If so, it could provide a breakthrough for inbound travel to New Zealand. Oxford University, among many others, is developing a ‘reliable’ antigen (immunity) test, which could deliver results in five minutes.
That could mean, for example, an American who had the virus and had a proven immunity response may be able to travel to New Zealand without the risk of importing the virus.
At this stage, however, the World Health Organisation says: “There is not enough evidence about the effectiveness of antibody-mediated immunity.” But this will be watched closely.
Will Kiwis require a Covid-19 immunity passport?
When a vaccine arrives, which could be in 2021, it’s highly likely you’ll need to prove inoculation before international travel.
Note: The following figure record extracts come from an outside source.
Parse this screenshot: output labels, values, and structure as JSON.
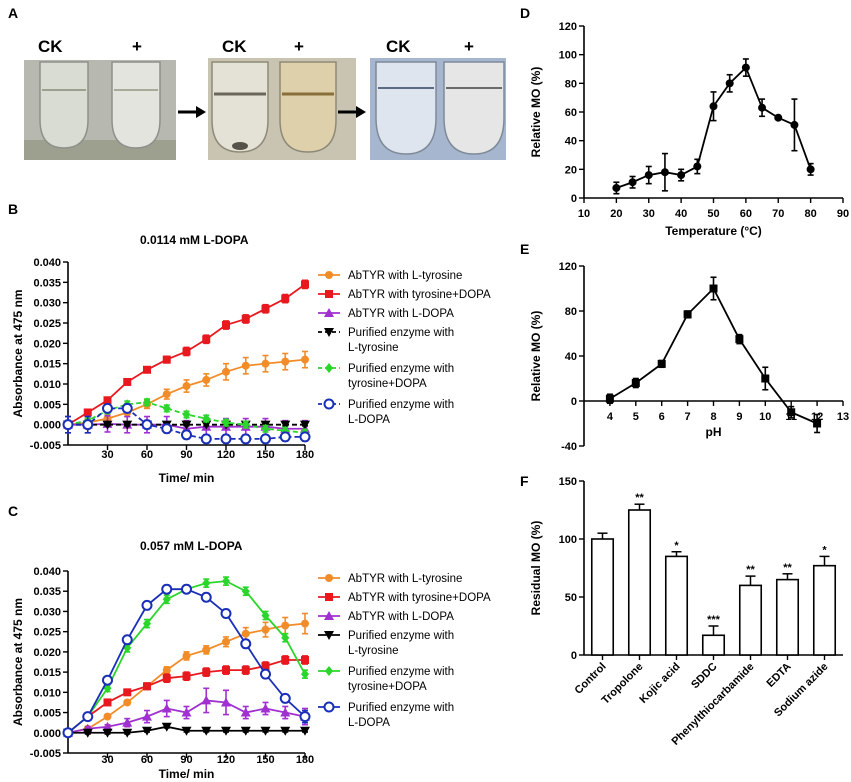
{
  "panels": {
    "A": {
      "label": "A",
      "tubes": [
        {
          "ck_label": "CK",
          "plus_label": "+"
        },
        {
          "ck_label": "CK",
          "plus_label": "+"
        },
        {
          "ck_label": "CK",
          "plus_label": "+"
        }
      ]
    }
  },
  "chart_data": [
    {
      "panel": "B",
      "type": "line",
      "title": "0.0114 mM L-DOPA",
      "xlabel": "Time/ min",
      "ylabel": "Absorbance at 475 nm",
      "xlim": [
        0,
        180
      ],
      "ylim": [
        -0.005,
        0.04
      ],
      "xticks": [
        30,
        60,
        90,
        120,
        150,
        180
      ],
      "yticks": [
        -0.005,
        0,
        0.005,
        0.01,
        0.015,
        0.02,
        0.025,
        0.03,
        0.035,
        0.04
      ],
      "ytick_labels": [
        "-0.005",
        "0.000",
        "0.005",
        "0.010",
        "0.015",
        "0.020",
        "0.025",
        "0.030",
        "0.035",
        "0.040"
      ],
      "series": [
        {
          "name": "AbTYR with L-tyrosine",
          "legend_lines": [
            "AbTYR with L-tyrosine"
          ],
          "color": "#f28c28",
          "marker": "circle",
          "dash": false,
          "x": [
            0,
            15,
            30,
            45,
            60,
            75,
            90,
            105,
            120,
            135,
            150,
            165,
            180
          ],
          "y": [
            0,
            0.0005,
            0.0015,
            0.003,
            0.005,
            0.0075,
            0.0095,
            0.011,
            0.013,
            0.0145,
            0.015,
            0.0155,
            0.016
          ],
          "err": [
            0.001,
            0.001,
            0.001,
            0.001,
            0.001,
            0.0012,
            0.0015,
            0.0015,
            0.002,
            0.002,
            0.002,
            0.002,
            0.002
          ]
        },
        {
          "name": "AbTYR with tyrosine+DOPA",
          "legend_lines": [
            "AbTYR with tyrosine+DOPA"
          ],
          "color": "#e8181e",
          "marker": "square",
          "dash": false,
          "x": [
            0,
            15,
            30,
            45,
            60,
            75,
            90,
            105,
            120,
            135,
            150,
            165,
            180
          ],
          "y": [
            0,
            0.003,
            0.006,
            0.0105,
            0.0135,
            0.016,
            0.018,
            0.021,
            0.0245,
            0.026,
            0.0285,
            0.031,
            0.0345
          ],
          "err": [
            0.0005,
            0.0005,
            0.0006,
            0.0006,
            0.0006,
            0.0008,
            0.001,
            0.001,
            0.001,
            0.001,
            0.001,
            0.001,
            0.001
          ]
        },
        {
          "name": "AbTYR with L-DOPA",
          "legend_lines": [
            "AbTYR with L-DOPA"
          ],
          "color": "#a030d0",
          "marker": "triangle",
          "dash": false,
          "x": [
            0,
            15,
            30,
            45,
            60,
            75,
            90,
            105,
            120,
            135,
            150,
            165,
            180
          ],
          "y": [
            0,
            0,
            0.0002,
            0,
            0,
            0,
            -0.001,
            -0.0005,
            -0.0005,
            -0.0005,
            -0.0005,
            -0.001,
            -0.001
          ],
          "err": [
            0.002,
            0.002,
            0.002,
            0.002,
            0.002,
            0.002,
            0.002,
            0.002,
            0.002,
            0.002,
            0.002,
            0.002,
            0.002
          ]
        },
        {
          "name": "Purified enzyme with L-tyrosine",
          "legend_lines": [
            "Purified enzyme with",
            "L-tyrosine"
          ],
          "color": "#000000",
          "marker": "triangle-down",
          "dash": true,
          "x": [
            0,
            15,
            30,
            45,
            60,
            75,
            90,
            105,
            120,
            135,
            150,
            165,
            180
          ],
          "y": [
            0,
            0,
            0,
            0,
            0,
            0,
            0,
            0,
            0,
            0,
            0,
            0,
            0
          ],
          "err": [
            0.0003,
            0.0003,
            0.0003,
            0.0003,
            0.0003,
            0.0003,
            0.0003,
            0.0003,
            0.0003,
            0.0003,
            0.0003,
            0.0003,
            0.0003
          ]
        },
        {
          "name": "Purified enzyme with tyrosine+DOPA",
          "legend_lines": [
            "Purified enzyme with",
            "tyrosine+DOPA"
          ],
          "color": "#2ad62a",
          "marker": "diamond",
          "dash": true,
          "x": [
            0,
            15,
            30,
            45,
            60,
            75,
            90,
            105,
            120,
            135,
            150,
            165,
            180
          ],
          "y": [
            0,
            0.001,
            0.0035,
            0.005,
            0.0055,
            0.004,
            0.0025,
            0.0015,
            0.0005,
            0,
            -0.001,
            -0.0015,
            -0.002
          ],
          "err": [
            0.0005,
            0.0005,
            0.0008,
            0.0008,
            0.0008,
            0.0008,
            0.0008,
            0.0008,
            0.0008,
            0.0008,
            0.0008,
            0.0008,
            0.0008
          ]
        },
        {
          "name": "Purified enzyme with L-DOPA",
          "legend_lines": [
            "Purified enzyme with",
            "L-DOPA"
          ],
          "color": "#1a2fb8",
          "marker": "circle-open",
          "dash": true,
          "x": [
            0,
            15,
            30,
            45,
            60,
            75,
            90,
            105,
            120,
            135,
            150,
            165,
            180
          ],
          "y": [
            0,
            0,
            0.004,
            0.004,
            0,
            -0.001,
            -0.0025,
            -0.0035,
            -0.0035,
            -0.0035,
            -0.0035,
            -0.003,
            -0.003
          ],
          "err": [
            0.002,
            0.002,
            0.001,
            0.001,
            0.001,
            0.001,
            0.001,
            0.001,
            0.001,
            0.001,
            0.001,
            0.001,
            0.001
          ]
        }
      ]
    },
    {
      "panel": "C",
      "type": "line",
      "title": "0.057 mM L-DOPA",
      "xlabel": "Time/ min",
      "ylabel": "Absorbance at 475 nm",
      "xlim": [
        0,
        180
      ],
      "ylim": [
        -0.005,
        0.04
      ],
      "xticks": [
        30,
        60,
        90,
        120,
        150,
        180
      ],
      "yticks": [
        -0.005,
        0,
        0.005,
        0.01,
        0.015,
        0.02,
        0.025,
        0.03,
        0.035,
        0.04
      ],
      "ytick_labels": [
        "-0.005",
        "0.000",
        "0.005",
        "0.010",
        "0.015",
        "0.020",
        "0.025",
        "0.030",
        "0.035",
        "0.040"
      ],
      "series": [
        {
          "name": "AbTYR with L-tyrosine",
          "legend_lines": [
            "AbTYR with L-tyrosine"
          ],
          "color": "#f28c28",
          "marker": "circle",
          "dash": false,
          "x": [
            0,
            15,
            30,
            45,
            60,
            75,
            90,
            105,
            120,
            135,
            150,
            165,
            180
          ],
          "y": [
            0,
            0.001,
            0.004,
            0.0075,
            0.0115,
            0.0155,
            0.019,
            0.0205,
            0.0225,
            0.0245,
            0.0255,
            0.0265,
            0.027
          ],
          "err": [
            0.0005,
            0.0005,
            0.0005,
            0.0005,
            0.0006,
            0.0008,
            0.001,
            0.001,
            0.0012,
            0.0015,
            0.0018,
            0.002,
            0.0025
          ]
        },
        {
          "name": "AbTYR with tyrosine+DOPA",
          "legend_lines": [
            "AbTYR with tyrosine+DOPA"
          ],
          "color": "#e8181e",
          "marker": "square",
          "dash": false,
          "x": [
            0,
            15,
            30,
            45,
            60,
            75,
            90,
            105,
            120,
            135,
            150,
            165,
            180
          ],
          "y": [
            0,
            0.004,
            0.0075,
            0.01,
            0.0115,
            0.0135,
            0.014,
            0.015,
            0.0155,
            0.0155,
            0.0165,
            0.018,
            0.018
          ],
          "err": [
            0.0005,
            0.0005,
            0.0005,
            0.0006,
            0.0008,
            0.001,
            0.001,
            0.001,
            0.001,
            0.001,
            0.001,
            0.001,
            0.001
          ]
        },
        {
          "name": "AbTYR with L-DOPA",
          "legend_lines": [
            "AbTYR with L-DOPA"
          ],
          "color": "#a030d0",
          "marker": "triangle",
          "dash": false,
          "x": [
            0,
            15,
            30,
            45,
            60,
            75,
            90,
            105,
            120,
            135,
            150,
            165,
            180
          ],
          "y": [
            0,
            0.001,
            0.0015,
            0.0025,
            0.004,
            0.006,
            0.005,
            0.008,
            0.0075,
            0.005,
            0.006,
            0.005,
            0.004
          ],
          "err": [
            0.0005,
            0.0005,
            0.0005,
            0.001,
            0.0015,
            0.002,
            0.0015,
            0.003,
            0.003,
            0.0015,
            0.0015,
            0.0015,
            0.002
          ]
        },
        {
          "name": "Purified enzyme with L-tyrosine",
          "legend_lines": [
            "Purified enzyme with",
            "L-tyrosine"
          ],
          "color": "#000000",
          "marker": "triangle-down",
          "dash": false,
          "x": [
            0,
            15,
            30,
            45,
            60,
            75,
            90,
            105,
            120,
            135,
            150,
            165,
            180
          ],
          "y": [
            0,
            0,
            0,
            0,
            0.0005,
            0.0015,
            0.0005,
            0.0005,
            0.0005,
            0.0005,
            0.0005,
            0.0005,
            0.0005
          ],
          "err": [
            0.0003,
            0.0003,
            0.0003,
            0.0003,
            0.0003,
            0.0003,
            0.0003,
            0.0003,
            0.0003,
            0.0003,
            0.0003,
            0.0003,
            0.0003
          ]
        },
        {
          "name": "Purified enzyme with tyrosine+DOPA",
          "legend_lines": [
            "Purified enzyme with",
            "tyrosine+DOPA"
          ],
          "color": "#2ad62a",
          "marker": "diamond",
          "dash": false,
          "x": [
            0,
            15,
            30,
            45,
            60,
            75,
            90,
            105,
            120,
            135,
            150,
            165,
            180
          ],
          "y": [
            0,
            0.004,
            0.011,
            0.021,
            0.027,
            0.033,
            0.0355,
            0.037,
            0.0375,
            0.035,
            0.029,
            0.0235,
            0.0145
          ],
          "err": [
            0.0005,
            0.0005,
            0.0008,
            0.001,
            0.001,
            0.001,
            0.001,
            0.001,
            0.001,
            0.001,
            0.001,
            0.001,
            0.001
          ]
        },
        {
          "name": "Purified enzyme with L-DOPA",
          "legend_lines": [
            "Purified enzyme with",
            "L-DOPA"
          ],
          "color": "#1a2fb8",
          "marker": "circle-open",
          "dash": false,
          "x": [
            0,
            15,
            30,
            45,
            60,
            75,
            90,
            105,
            120,
            135,
            150,
            165,
            180
          ],
          "y": [
            0,
            0.004,
            0.013,
            0.023,
            0.0315,
            0.0355,
            0.0355,
            0.0335,
            0.0295,
            0.022,
            0.0145,
            0.0085,
            0.004
          ],
          "err": [
            0.0005,
            0.0005,
            0.0008,
            0.0008,
            0.001,
            0.001,
            0.001,
            0.001,
            0.001,
            0.001,
            0.001,
            0.001,
            0.0015
          ]
        }
      ]
    },
    {
      "panel": "D",
      "type": "line",
      "title": "",
      "xlabel": "Temperature (°C)",
      "ylabel": "Relative MO (%)",
      "xlim": [
        10,
        90
      ],
      "ylim": [
        0,
        120
      ],
      "xticks": [
        10,
        20,
        30,
        40,
        50,
        60,
        70,
        80,
        90
      ],
      "yticks": [
        0,
        20,
        40,
        60,
        80,
        100,
        120
      ],
      "series": [
        {
          "name": "Relative MO",
          "color": "#000000",
          "marker": "circle",
          "dash": false,
          "x": [
            20,
            25,
            30,
            35,
            40,
            45,
            50,
            55,
            60,
            65,
            70,
            75,
            80
          ],
          "y": [
            7,
            11,
            16,
            18,
            16,
            22,
            64,
            80,
            91,
            63,
            56,
            51,
            20
          ],
          "err": [
            4,
            4,
            6,
            13,
            4,
            5,
            10,
            6,
            6,
            6,
            0,
            18,
            4
          ]
        }
      ]
    },
    {
      "panel": "E",
      "type": "line",
      "title": "",
      "xlabel": "pH",
      "ylabel": "Relative MO (%)",
      "xlim": [
        3,
        13
      ],
      "ylim": [
        -40,
        120
      ],
      "xticks": [
        4,
        5,
        6,
        7,
        8,
        9,
        10,
        11,
        12,
        13
      ],
      "yticks": [
        -40,
        0,
        40,
        80,
        120
      ],
      "series": [
        {
          "name": "Relative MO",
          "color": "#000000",
          "marker": "square",
          "dash": false,
          "x": [
            4,
            5,
            6,
            7,
            8,
            9,
            10,
            11,
            12
          ],
          "y": [
            2,
            16,
            33,
            77,
            100,
            55,
            20,
            -10,
            -20
          ],
          "err": [
            4,
            4,
            3,
            3,
            10,
            4,
            10,
            5,
            8
          ]
        }
      ]
    },
    {
      "panel": "F",
      "type": "bar",
      "title": "",
      "xlabel": "",
      "ylabel": "Residual MO (%)",
      "ylim": [
        0,
        150
      ],
      "yticks": [
        0,
        50,
        100,
        150
      ],
      "categories": [
        "Control",
        "Tropolone",
        "Kojic acid",
        "SDDC",
        "Phenylthiocarbamide",
        "EDTA",
        "Sodium azide"
      ],
      "values": [
        100,
        125,
        85,
        17,
        60,
        65,
        77
      ],
      "err": [
        5,
        5,
        4,
        8,
        8,
        5,
        8
      ],
      "significance": [
        "",
        "**",
        "*",
        "***",
        "**",
        "**",
        "*"
      ]
    }
  ]
}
That may mean anti-vaxxers could find it difficult to travel, potentially for years.
Will Ardern wait until herd immunity has been achieved with inoculation before fully opening the borders, or rely on incoming tourists having an immunity passport? That will largely depend on the reliability of the vaccine.
These are just a few of the issues the prime minister will face in the next three years, and Ardern has a massive balancing act. Closed borders keep Covid-19 out, but it also keeps billions of dollars worth of much needed stimulus-locked out of the country.
As the economy worsens, these difficult questions will need answers.